Она была воплощением смелой красоты; ее длинные роскошные волосы струились свободно, как растрепанное знамя; в ее чудных, широко распахнутых глазах, казалось, вспыхнули искры; все это представлялось Пьеру творением незримого чародея. Преображенная, она стояла перед ним; и Пьер, склонившись перед ней в глубоком поклоне, увидал в ней то неизменногрозное величие человеческой натуры, коя бывает величественной и суровой как у мужчин, так и у женщин.
Но нежность, свойственная всем женщинам, в конце концов вернулась к Изабелл; и она молча села к окну, любуясь, как резвятся в траве кроткие огни светлячков той магнетической летней ночью.

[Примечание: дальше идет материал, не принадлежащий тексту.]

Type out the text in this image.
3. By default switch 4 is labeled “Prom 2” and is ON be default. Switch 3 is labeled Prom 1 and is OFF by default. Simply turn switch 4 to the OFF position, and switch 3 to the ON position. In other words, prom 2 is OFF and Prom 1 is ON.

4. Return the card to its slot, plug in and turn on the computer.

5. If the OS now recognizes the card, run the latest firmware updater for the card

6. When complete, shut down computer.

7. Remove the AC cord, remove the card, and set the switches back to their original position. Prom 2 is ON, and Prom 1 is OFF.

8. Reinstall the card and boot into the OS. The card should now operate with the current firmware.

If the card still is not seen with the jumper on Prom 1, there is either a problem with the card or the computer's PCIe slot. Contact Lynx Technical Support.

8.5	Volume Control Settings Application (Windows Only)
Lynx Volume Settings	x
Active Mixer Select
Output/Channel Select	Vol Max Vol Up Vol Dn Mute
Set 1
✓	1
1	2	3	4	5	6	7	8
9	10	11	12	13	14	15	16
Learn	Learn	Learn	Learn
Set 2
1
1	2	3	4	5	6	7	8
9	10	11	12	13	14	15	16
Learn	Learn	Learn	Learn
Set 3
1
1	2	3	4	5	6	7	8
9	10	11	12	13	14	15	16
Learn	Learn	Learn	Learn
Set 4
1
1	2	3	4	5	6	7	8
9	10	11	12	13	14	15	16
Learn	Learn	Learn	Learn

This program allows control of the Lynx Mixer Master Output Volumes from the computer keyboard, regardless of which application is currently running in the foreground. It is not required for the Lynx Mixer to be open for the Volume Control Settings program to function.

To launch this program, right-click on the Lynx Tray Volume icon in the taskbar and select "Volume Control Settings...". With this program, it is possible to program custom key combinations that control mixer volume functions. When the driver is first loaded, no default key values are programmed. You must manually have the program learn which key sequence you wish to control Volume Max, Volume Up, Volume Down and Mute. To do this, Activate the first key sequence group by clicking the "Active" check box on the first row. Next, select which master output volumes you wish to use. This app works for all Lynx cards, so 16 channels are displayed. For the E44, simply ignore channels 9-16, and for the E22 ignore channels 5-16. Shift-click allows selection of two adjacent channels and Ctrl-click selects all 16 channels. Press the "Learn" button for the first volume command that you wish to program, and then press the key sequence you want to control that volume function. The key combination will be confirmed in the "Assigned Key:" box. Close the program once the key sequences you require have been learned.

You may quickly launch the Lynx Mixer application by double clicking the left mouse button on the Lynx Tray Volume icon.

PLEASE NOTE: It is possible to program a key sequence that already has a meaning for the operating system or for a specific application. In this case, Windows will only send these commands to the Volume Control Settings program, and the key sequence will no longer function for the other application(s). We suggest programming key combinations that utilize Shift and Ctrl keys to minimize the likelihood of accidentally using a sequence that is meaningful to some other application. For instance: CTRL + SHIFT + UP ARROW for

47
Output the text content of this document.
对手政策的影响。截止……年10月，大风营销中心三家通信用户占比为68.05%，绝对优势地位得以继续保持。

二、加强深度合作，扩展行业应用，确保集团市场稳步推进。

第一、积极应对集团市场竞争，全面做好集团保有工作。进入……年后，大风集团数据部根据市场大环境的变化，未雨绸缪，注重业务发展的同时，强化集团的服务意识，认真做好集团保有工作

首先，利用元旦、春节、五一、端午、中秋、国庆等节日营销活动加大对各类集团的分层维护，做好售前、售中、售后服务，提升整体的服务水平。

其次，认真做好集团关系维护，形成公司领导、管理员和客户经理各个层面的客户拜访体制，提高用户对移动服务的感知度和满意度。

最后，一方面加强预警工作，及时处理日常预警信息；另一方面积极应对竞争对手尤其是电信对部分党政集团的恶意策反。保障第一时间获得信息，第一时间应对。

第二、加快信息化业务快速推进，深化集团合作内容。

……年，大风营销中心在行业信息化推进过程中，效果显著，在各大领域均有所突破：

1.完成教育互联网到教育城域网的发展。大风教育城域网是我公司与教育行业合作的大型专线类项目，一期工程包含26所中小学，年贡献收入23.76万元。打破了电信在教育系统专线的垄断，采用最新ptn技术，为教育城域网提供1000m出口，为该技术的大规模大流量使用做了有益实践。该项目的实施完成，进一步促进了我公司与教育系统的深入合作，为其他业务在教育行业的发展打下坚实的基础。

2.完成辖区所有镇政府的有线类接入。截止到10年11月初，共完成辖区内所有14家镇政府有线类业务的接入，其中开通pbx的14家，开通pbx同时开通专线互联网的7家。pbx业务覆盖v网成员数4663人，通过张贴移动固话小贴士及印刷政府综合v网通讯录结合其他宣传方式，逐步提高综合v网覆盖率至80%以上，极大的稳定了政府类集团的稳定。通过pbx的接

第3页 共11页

Грустно улыбаясь, Пьер прервал молчание:
– Сестра моя, будешь ли ты так щедра, чтобы подать мне милостыню; я очень голоден – я не ел с самого завтрака; и теперь принеси мне только кусок хлеба да стакан воды, Изабелл, ничего другого я не прошу. Прошлой ночью я рыскал в кладовой особняка, словно взломщик в булочной, но этим вечером мы должны вместе поужинать, Изабелл; поскольку мы впредь будем жить вместе, так давай начнем это совместной трапезой.
Изабелл взглянула на него, тая во взгляде некое непостижимое и глубокое чувство, затем, всем своим видом выказывая согласие, с милой улыбкою молча покинула комнату.
Когда она вернулась, Пьер, метнув взор на потолок, сказал:
– Она успокоилась, шаги совсем прекратились.
– Но не прервались ее муки; если шаги ее смолкли, то беспокойное сердце – нет. Брат мой, она вовсе не успокоилась, покой для нее потерян, так что благонравная тишина этой ночи для нее по-прежнему наполнена безумным гвалтом.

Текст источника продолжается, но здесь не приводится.